There are many benefits that impact teaching and learning practices.

Is it mandatory for our university to provide an incentive for faculty members who create OERs?

It is not mandatory, of course. However, many institutions seem to believe that it is helpful to offer such incentives. Here are some incentive models you can consider.

What kind of support should the institution provide faculty?

This would vary by institutions. When MIT first started its OpenCourseWare project, the team’s goal was to make sure that they do not take more than an hour’s time from each faculty member. Thus, the OCW team took care of all digitization and intellectual property clearance of the faculty.

Times have changed.

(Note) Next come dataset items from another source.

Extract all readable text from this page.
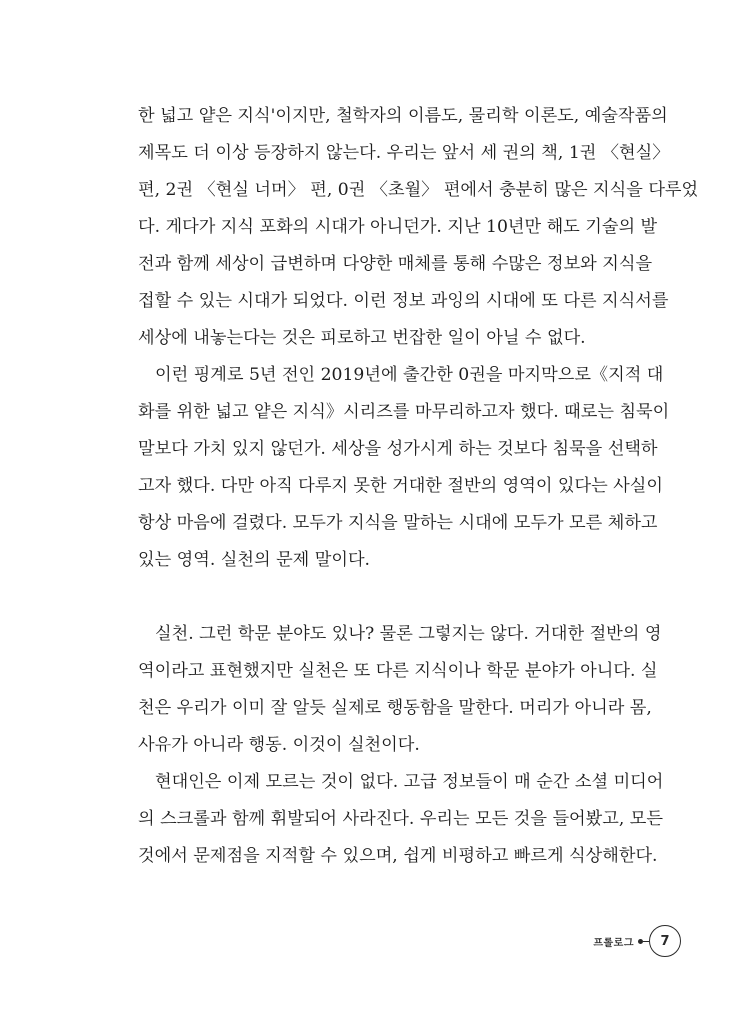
한 넓고 얕은 지식'이지만, 철학자의 이름도, 물리학 이론도, 예술작품의
제목도 더 이상 등장하지 않는다. 우리는 앞서 세 권의 책, 1권 〈현실〉
편, 2권 〈현실 너머〉 편, 0권 〈초월〉 편에서 충분히 많은 지식을 다루었
다. 게다가 지식 포화의 시대가 아니던가. 지난 10년만 해도 기술의 발
전과 함께 세상이 급변하며 다양한 매체를 통해 수많은 정보와 지식을
접할 수 있는 시대가 되었다. 이런 정보 과잉의 시대에 또 다른 지식서를
세상에 내놓는다는 것은 피로하고 번잡한 일이 아닐 수 없다.
이런 핑계로 5년 전인 2019년에 출간한 0권을 마지막으로《지적 대
화를 위한 넓고 얕은 지식》시리즈를 마무리하고자 했다. 때로는 침묵이
말보다 가치 있지 않던가. 세상을 성가시게 하는 것보다 침묵을 선택하
고자 했다. 다만 아직 다루지 못한 거대한 절반의 영역이 있다는 사실이
항상 마음에 걸렸다. 모두가 지식을 말하는 시대에 모두가 모른 체하고
있는 영역. 실천의 문제 말이다.
실천. 그런 학문 분야도 있나? 물론 그렇지는 않다. 거대한 절반의 영
역이라고 표현했지만 실천은 또 다른 지식이나 학문 분야가 아니다. 실
천은 우리가 이미 잘 알듯 실제로 행동함을 말한다. 머리가 아니라 몸,
사유가 아니라 행동. 이것이 실천이다.
현대인은 이제 모르는 것이 없다. 고급 정보들이 매 순간 소셜 미디어
의 스크롤과 함께 휘발되어 사라진다. 우리는 모든 것을 들어봤고, 모든
것에서 문제점을 지적할 수 있으며, 쉽게 비평하고 빠르게 식상해한다.
프롤로그 7
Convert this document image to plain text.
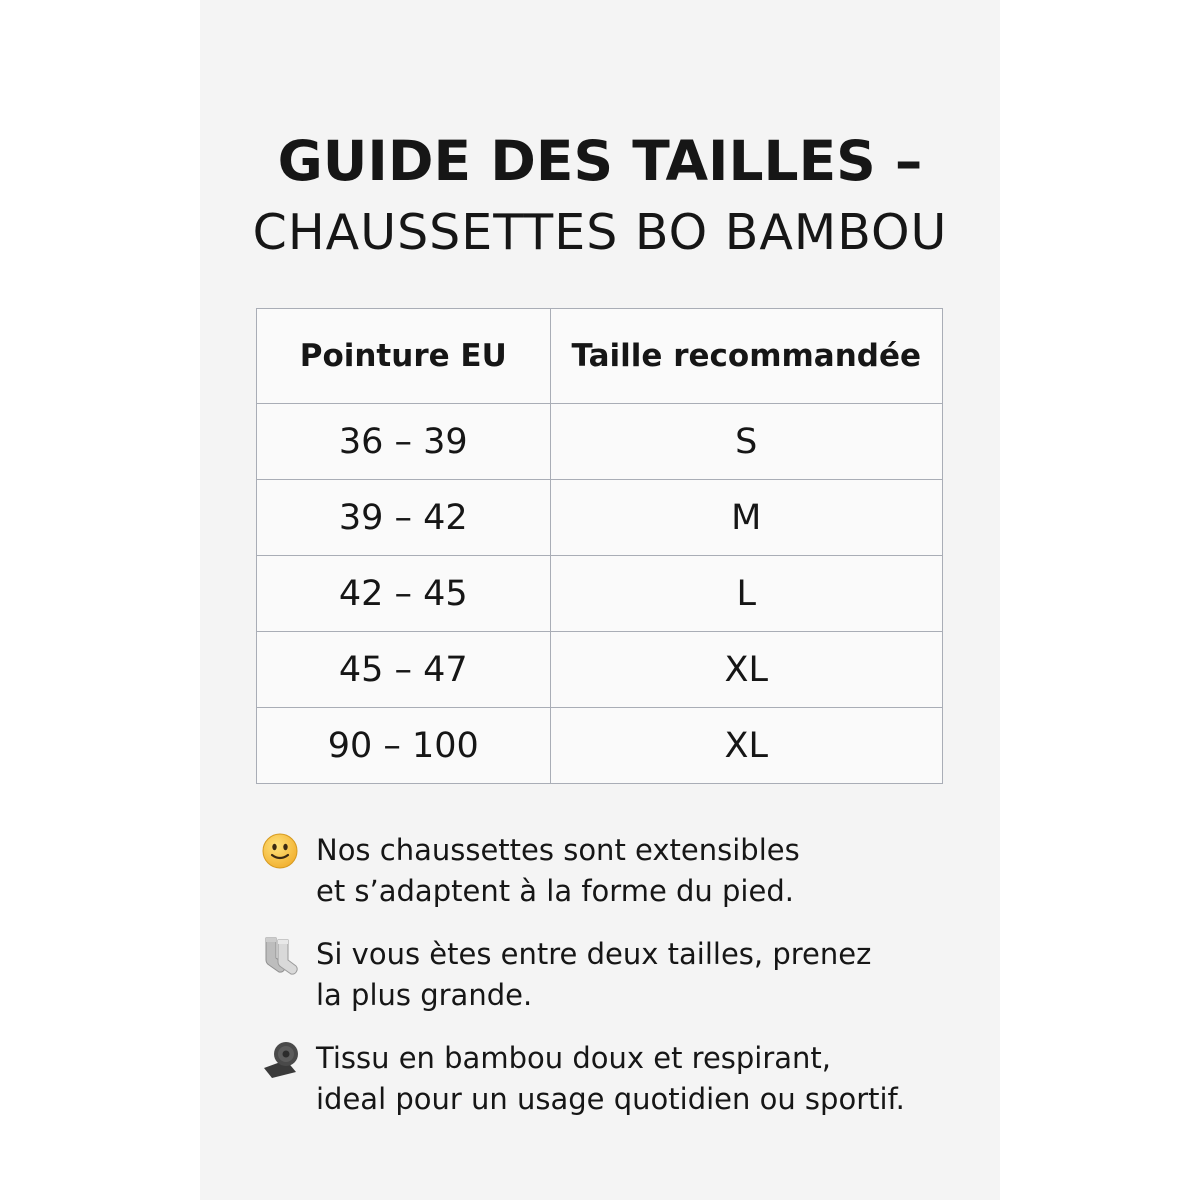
GUIDE DES TAILLES –
CHAUSSETTES BO BAMBOU
Pointure EU	Taille recommandée
36 – 39	S
39 – 42	M
42 – 45	L
45 – 47	XL
90 – 100	XL
Nos chaussettes sont extensibles
et s’adaptent à la forme du pied.
Si vous ètes entre deux tailles, prenez
la plus grande.
Tissu en bambou doux et respirant,
ideal pour un usage quotidien ou sportif.
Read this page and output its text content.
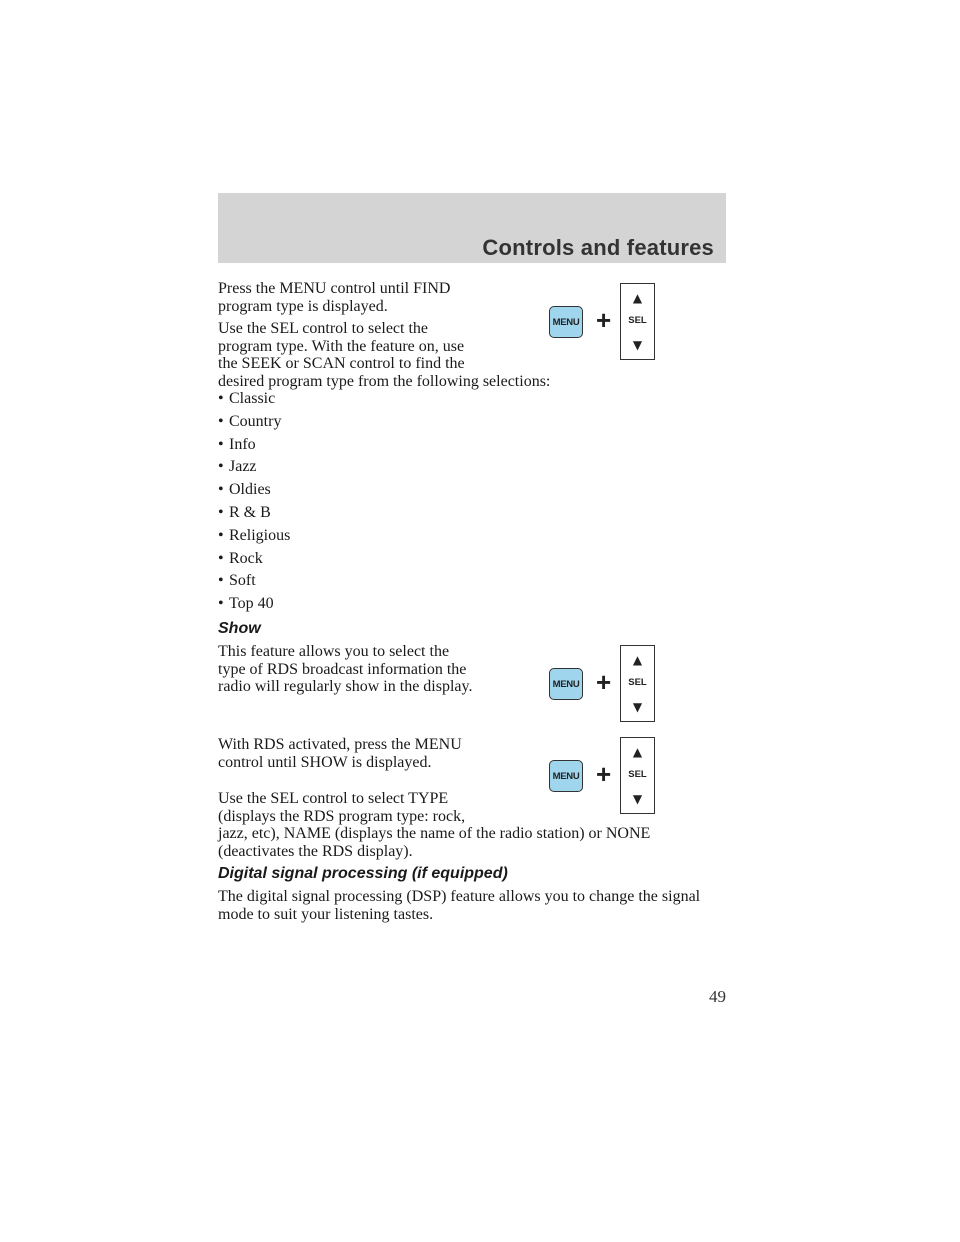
Controls and features

Press the MENU control until FIND program type is displayed.

Use the SEL control to select the
program type. With the feature on, use
the SEEK or SCAN control to find the
desired program type from the following selections:

MENU +
▲
SEL
▼
• Classic
• Country
• Info
• Jazz
• Oldies
• R & B
• Religious
• Rock
• Soft
• Top 40
Show

This feature allows you to select the type of RDS broadcast information the radio will regularly show in the display.	MENU +
▲
SEL
▼

With RDS activated, press the MENU control until SHOW is displayed.

MENU +
▲
SEL
▼

Use the SEL control to select TYPE
(displays the RDS program type: rock,
jazz, etc), NAME (displays the name of the radio station) or NONE
(deactivates the RDS display).

Digital signal processing (if equipped)

The digital signal processing (DSP) feature allows you to change the signal mode to suit your listening tastes.

49
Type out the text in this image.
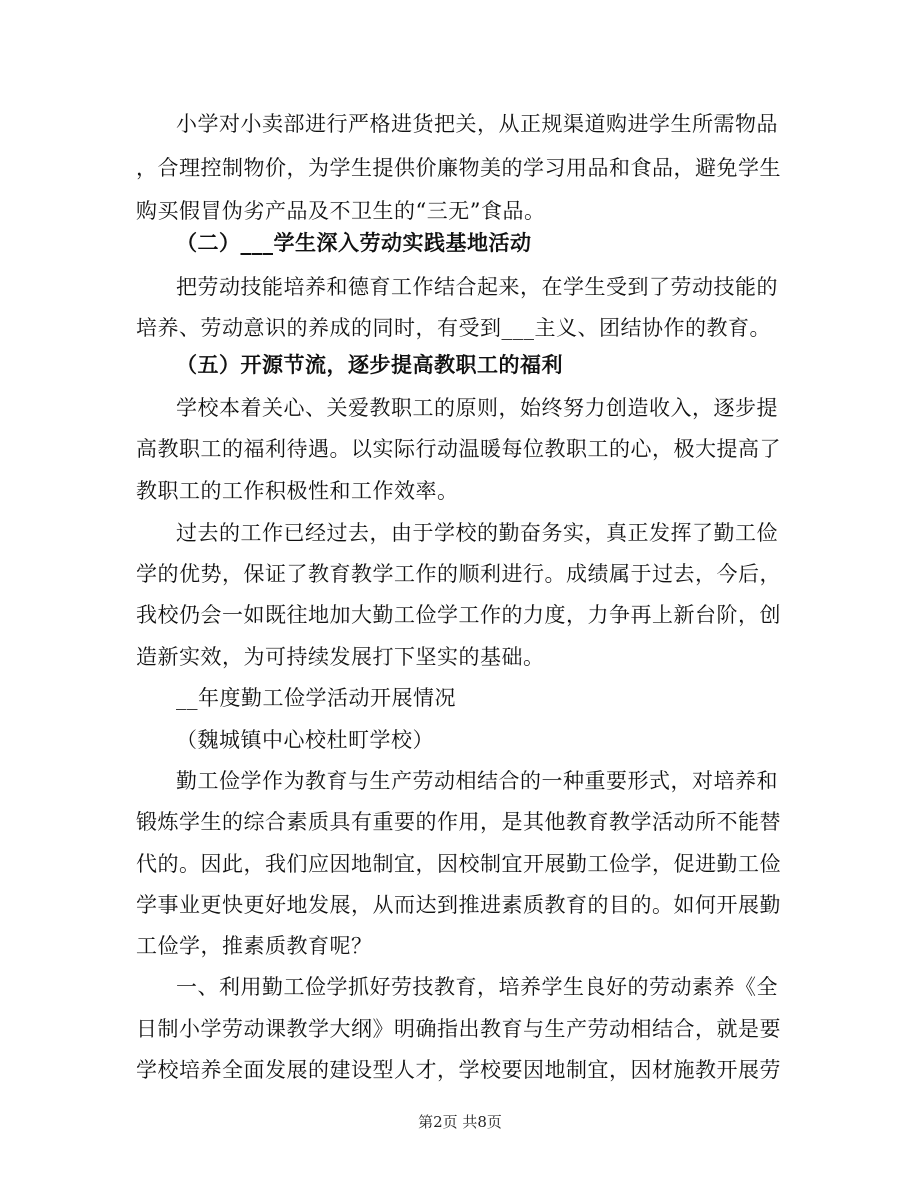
小学对小卖部进行严格进货把关，从正规渠道购进学生所需物品
，合理控制物价，为学生提供价廉物美的学习用品和食品，避免学生
购买假冒伪劣产品及不卫生的“三无”食品。
（二）___学生深入劳动实践基地活动
把劳动技能培养和德育工作结合起来，在学生受到了劳动技能的
培养、劳动意识的养成的同时，有受到___主义、团结协作的教育。
（五）开源节流，逐步提高教职工的福利
学校本着关心、关爱教职工的原则，始终努力创造收入，逐步提
高教职工的福利待遇。以实际行动温暖每位教职工的心，极大提高了
教职工的工作积极性和工作效率。
过去的工作已经过去，由于学校的勤奋务实，真正发挥了勤工俭
学的优势，保证了教育教学工作的顺利进行。成绩属于过去，今后，
我校仍会一如既往地加大勤工俭学工作的力度，力争再上新台阶，创
造新实效，为可持续发展打下坚实的基础。
__年度勤工俭学活动开展情况
（魏城镇中心校杜町学校）
勤工俭学作为教育与生产劳动相结合的一种重要形式，对培养和
锻炼学生的综合素质具有重要的作用，是其他教育教学活动所不能替
代的。因此，我们应因地制宜，因校制宜开展勤工俭学，促进勤工俭
学事业更快更好地发展，从而达到推进素质教育的目的。如何开展勤
工俭学，推素质教育呢？
一、利用勤工俭学抓好劳技教育，培养学生良好的劳动素养《全
日制小学劳动课教学大纲》明确指出教育与生产劳动相结合，就是要
学校培养全面发展的建设型人才，学校要因地制宜，因材施教开展劳
第2页 共8页
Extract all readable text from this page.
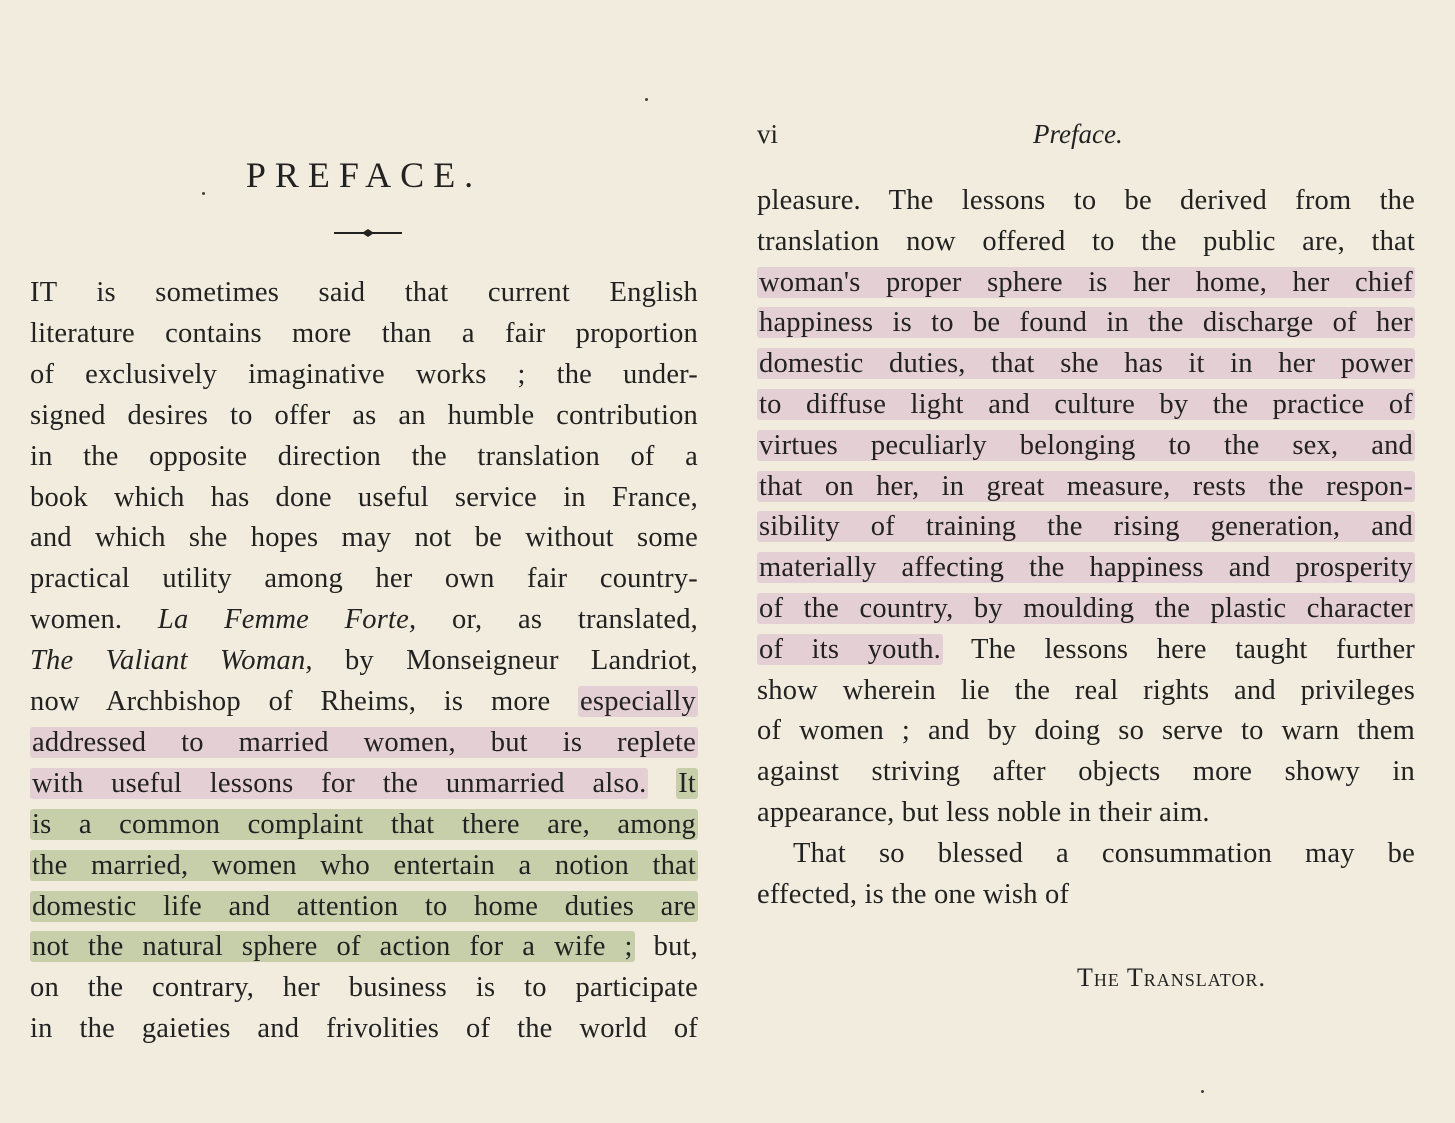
PREFACE.
IT is sometimes said that current English
literature contains more than a fair proportion
of exclusively imaginative works ; the under-
signed desires to offer as an humble contribution
in the opposite direction the translation of a
book which has done useful service in France,
and which she hopes may not be without some
practical utility among her own fair country-
women. La Femme Forte, or, as translated,
The Valiant Woman, by Monseigneur Landriot,
now Archbishop of Rheims, is more especially
addressed to married women, but is replete
with useful lessons for the unmarried also. It
is a common complaint that there are, among
the married, women who entertain a notion that
domestic life and attention to home duties are
not the natural sphere of action for a wife ; but,
on the contrary, her business is to participate
in the gaieties and frivolities of the world of
vi	Preface.
pleasure. The lessons to be derived from the
translation now offered to the public are, that
woman's proper sphere is her home, her chief
happiness is to be found in the discharge of her
domestic duties, that she has it in her power
to diffuse light and culture by the practice of
virtues peculiarly belonging to the sex, and
that on her, in great measure, rests the respon-
sibility of training the rising generation, and
materially affecting the happiness and prosperity
of the country, by moulding the plastic character
of its youth. The lessons here taught further
show wherein lie the real rights and privileges
of women ; and by doing so serve to warn them
against striving after objects more showy in
appearance, but less noble in their aim.
That so blessed a consummation may be
effected, is the one wish of
The Translator.
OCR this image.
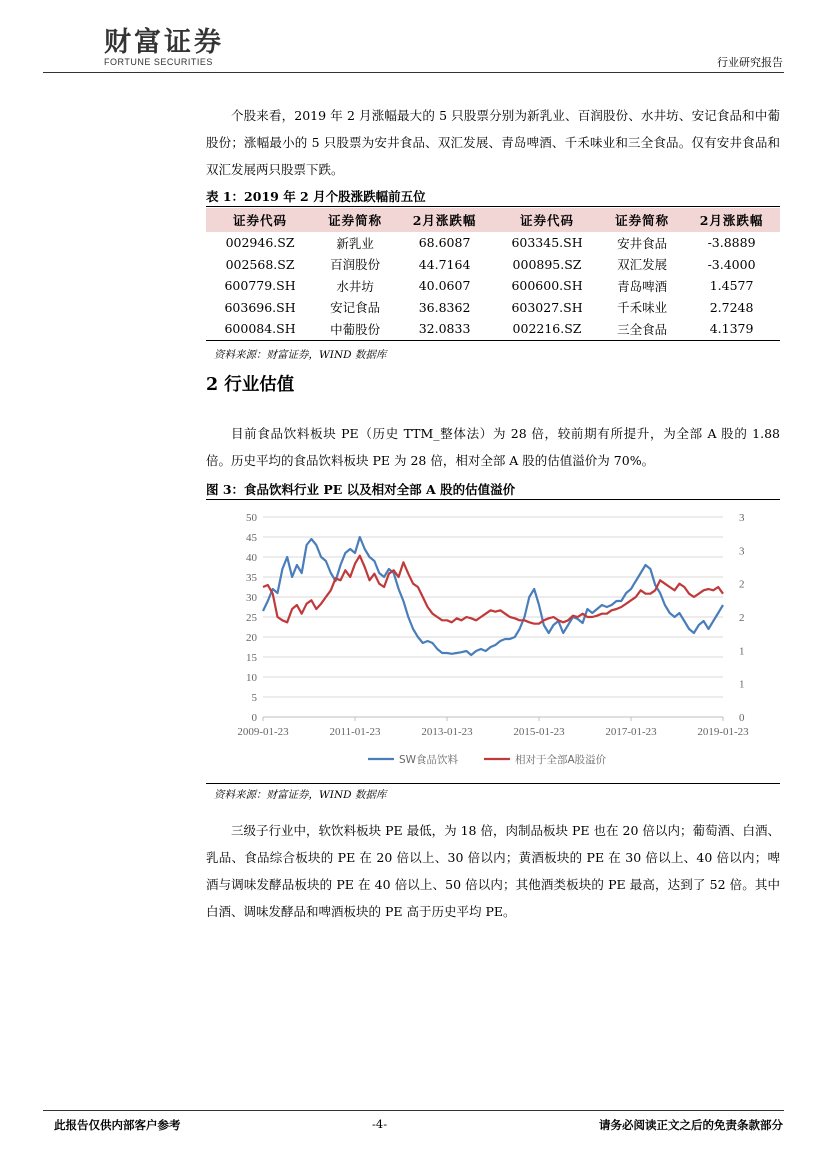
财富证券
FORTUNE SECURITIES	行业研究报告
个股来看，2019 年 2 月涨幅最大的 5 只股票分别为新乳业、百润股份、水井坊、安记食品和中葡股份；涨幅最小的 5 只股票为安井食品、双汇发展、青岛啤酒、千禾味业和三全食品。仅有安井食品和双汇发展两只股票下跌。
表 1：2019 年 2 月个股涨跌幅前五位
证券代码	证券简称	2月涨跌幅	证券代码	证券简称	2月涨跌幅
002946.SZ	新乳业	68.6087	603345.SH	安井食品	-3.8889
002568.SZ	百润股份	44.7164	000895.SZ	双汇发展	-3.4000
600779.SH	水井坊	40.0607	600600.SH	青岛啤酒	1.4577
603696.SH	安记食品	36.8362	603027.SH	千禾味业	2.7248
600084.SH	中葡股份	32.0833	002216.SZ	三全食品	4.1379
资料来源：财富证券，WIND 数据库
2 行业估值
目前食品饮料板块 PE（历史 TTM_整体法）为 28 倍，较前期有所提升，为全部 A 股的 1.88 倍。历史平均的食品饮料板块 PE 为 28 倍，相对全部 A 股的估值溢价为 70%。
图 3：食品饮料行业 PE 以及相对全部 A 股的估值溢价
0
5
10
15
20
25
30
35
40
45
50
0
1
1
2
2
3
3
2009-01-23	2011-01-23	2013-01-23	2015-01-23	2017-01-23	2019-01-23
SW食品饮料	相对于全部A股溢价
资料来源：财富证券，WIND 数据库
三级子行业中，软饮料板块 PE 最低，为 18 倍，肉制品板块 PE 也在 20 倍以内；葡萄酒、白酒、乳品、食品综合板块的 PE 在 20 倍以上、30 倍以内；黄酒板块的 PE 在 30 倍以上、40 倍以内；啤酒与调味发酵品板块的 PE 在 40 倍以上、50 倍以内；其他酒类板块的 PE 最高，达到了 52 倍。其中白酒、调味发酵品和啤酒板块的 PE 高于历史平均 PE。
此报告仅供内部客户参考	-4-	请务必阅读正文之后的免责条款部分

More faculty members are tech-savvy now, and technology enables easy authoring practices. Depending on e-learning experiences of the faculty, the institutions offers help with technical and legal aspects of creating open contents. Some institutions provide student help, some other institutions offer services at their education technology department.

What kind of CMS/LMS is required? How can that be integrated to our existing LMS?

Many early adopters of OpenCourseWare and Open Educational Resources set up a separate content management system to upload contents. However, as open education and sharing penetrated into the mainstream teaching and learning practices, we are seeing more universities put open contents on the same learning management system.

To give an option to faculty to openly share contents that he/she puts on university LMS has many advantages. Namely, this practice allows for integration of open education practices into existing teaching and learning practices. It also reduces cost of maintaining a separate OER project.